If you want to deploy an LLM endpoint, it is critical to think about how different requests are going to be handled. In typical machine learning models, it is ok to queue them, waiting for the machine learning server to be free for inference, but in the case of LLM, it can take seconds for a request to be treated. So, how do we scale to hundreds of requests per second? Let me show you how!
Deploying a text generation service is really different from most other machine learning applications! The latency of an LLM for responding to the prompt is such that it is not possible to use typical strategies like real-time inference. We could scale horizontally, but the cost associated with serving an LLM can be quite high if we are not careful.
We could batch the prompts together to make use of the parallelism provided by GPU machines. But how do we do that? Do we wait to have enough requests to start a batched decoding process? If we do that, it will induce high latency for the first requests, and the incoming requests during the decoding process will need to wait idle until the end of it.
One strategy that has been proposed is continuous batching by using the iterative nature of the decoding process. To generate text, an LLM will iteratively predict the next word and append it to the previous tokens that have already been decoded and the prompt. This process continues until the model predicts an end-of-sentence [EOS] token or if we reach the maximum number of tokens threshold. We can use this mechanism to construct a more dynamic batching process. At the end of each iteration, we can do the following:
We append the newly predicted tokens for each of the sequences at the end of the sequences.

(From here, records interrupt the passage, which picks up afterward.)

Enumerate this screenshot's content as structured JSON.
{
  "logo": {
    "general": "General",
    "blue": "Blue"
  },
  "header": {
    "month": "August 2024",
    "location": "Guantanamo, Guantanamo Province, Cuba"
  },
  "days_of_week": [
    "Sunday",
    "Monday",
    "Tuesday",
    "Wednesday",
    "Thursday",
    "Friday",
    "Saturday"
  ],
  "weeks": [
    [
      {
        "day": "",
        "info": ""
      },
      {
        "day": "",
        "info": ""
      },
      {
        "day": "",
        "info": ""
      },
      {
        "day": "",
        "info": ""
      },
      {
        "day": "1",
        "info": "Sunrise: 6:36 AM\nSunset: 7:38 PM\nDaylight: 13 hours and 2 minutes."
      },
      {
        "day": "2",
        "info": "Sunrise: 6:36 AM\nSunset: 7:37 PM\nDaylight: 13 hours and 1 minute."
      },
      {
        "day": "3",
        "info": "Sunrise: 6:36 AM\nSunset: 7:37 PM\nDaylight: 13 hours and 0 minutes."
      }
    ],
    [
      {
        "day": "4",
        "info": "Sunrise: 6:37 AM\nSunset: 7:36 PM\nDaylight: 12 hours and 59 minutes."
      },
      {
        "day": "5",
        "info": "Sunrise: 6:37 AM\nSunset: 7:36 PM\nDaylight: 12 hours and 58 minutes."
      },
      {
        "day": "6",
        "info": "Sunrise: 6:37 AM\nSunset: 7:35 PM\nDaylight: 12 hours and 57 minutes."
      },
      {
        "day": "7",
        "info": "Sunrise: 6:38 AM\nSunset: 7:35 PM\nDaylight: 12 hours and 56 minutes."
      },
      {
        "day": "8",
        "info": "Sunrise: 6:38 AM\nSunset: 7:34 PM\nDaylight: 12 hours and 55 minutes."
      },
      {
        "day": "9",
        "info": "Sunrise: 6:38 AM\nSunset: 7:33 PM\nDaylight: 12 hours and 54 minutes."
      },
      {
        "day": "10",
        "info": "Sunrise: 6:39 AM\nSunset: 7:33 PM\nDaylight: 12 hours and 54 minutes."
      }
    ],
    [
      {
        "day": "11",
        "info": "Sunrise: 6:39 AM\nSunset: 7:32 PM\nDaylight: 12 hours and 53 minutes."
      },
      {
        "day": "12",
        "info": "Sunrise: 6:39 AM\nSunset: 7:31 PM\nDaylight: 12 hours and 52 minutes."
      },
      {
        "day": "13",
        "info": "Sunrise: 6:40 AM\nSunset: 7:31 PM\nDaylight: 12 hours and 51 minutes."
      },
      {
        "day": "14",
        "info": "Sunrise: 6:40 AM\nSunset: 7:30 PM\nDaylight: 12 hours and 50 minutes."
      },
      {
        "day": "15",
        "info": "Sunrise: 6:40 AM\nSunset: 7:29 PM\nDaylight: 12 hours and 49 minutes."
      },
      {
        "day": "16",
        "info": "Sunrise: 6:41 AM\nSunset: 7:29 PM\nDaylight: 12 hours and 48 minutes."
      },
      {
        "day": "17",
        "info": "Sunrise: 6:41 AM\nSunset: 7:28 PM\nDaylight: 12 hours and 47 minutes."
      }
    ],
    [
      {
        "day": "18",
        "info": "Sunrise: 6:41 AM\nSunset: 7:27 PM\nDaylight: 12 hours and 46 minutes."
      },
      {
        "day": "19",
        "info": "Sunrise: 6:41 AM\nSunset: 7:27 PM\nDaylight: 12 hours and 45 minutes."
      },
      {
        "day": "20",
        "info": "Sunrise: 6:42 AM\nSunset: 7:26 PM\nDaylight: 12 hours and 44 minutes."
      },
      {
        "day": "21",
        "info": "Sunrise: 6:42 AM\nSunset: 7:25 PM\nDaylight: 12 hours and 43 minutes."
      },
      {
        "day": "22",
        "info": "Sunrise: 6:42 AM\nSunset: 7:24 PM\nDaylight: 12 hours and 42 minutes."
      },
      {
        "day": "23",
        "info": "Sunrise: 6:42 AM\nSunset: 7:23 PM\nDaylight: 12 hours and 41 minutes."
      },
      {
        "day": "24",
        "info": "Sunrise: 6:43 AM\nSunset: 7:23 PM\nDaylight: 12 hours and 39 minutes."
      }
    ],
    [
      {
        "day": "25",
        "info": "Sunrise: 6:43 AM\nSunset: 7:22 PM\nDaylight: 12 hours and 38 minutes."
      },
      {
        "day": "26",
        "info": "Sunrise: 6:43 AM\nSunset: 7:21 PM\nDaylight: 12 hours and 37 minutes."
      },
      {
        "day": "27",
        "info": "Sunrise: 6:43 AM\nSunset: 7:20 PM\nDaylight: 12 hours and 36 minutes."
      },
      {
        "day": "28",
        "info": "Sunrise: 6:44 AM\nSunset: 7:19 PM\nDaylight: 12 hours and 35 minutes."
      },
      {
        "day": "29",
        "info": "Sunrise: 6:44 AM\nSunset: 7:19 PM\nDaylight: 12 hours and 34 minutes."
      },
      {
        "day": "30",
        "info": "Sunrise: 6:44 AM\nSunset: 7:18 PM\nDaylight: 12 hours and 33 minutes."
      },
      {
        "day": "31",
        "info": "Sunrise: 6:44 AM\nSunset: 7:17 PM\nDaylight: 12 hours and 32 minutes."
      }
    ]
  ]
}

If one or more prompt requests have been queued, we include them in the current batch, and we pad the batch to the longest sequence in the batch.
If one of the sequences reaches an ending condition, we evict the sequence from the current batch. We can return the whole sequence or the last token depending on whether we used a streaming process or not.
By dynamically rebatching the data during the decoding process, we increase the throughput while maintaining low latency. One problem that emerges is we lose the ability to preserve the low latency provided by KV-caching. As a new request joins the batch, its KV cache needs to be populated, and the initialization phase of those slows down the batch's decoding process.
This kind of strategy is unavoidable for text generation services with high request loads like ChatGPT, Gemini, or Claude, and it is a great way to minimize serving costs!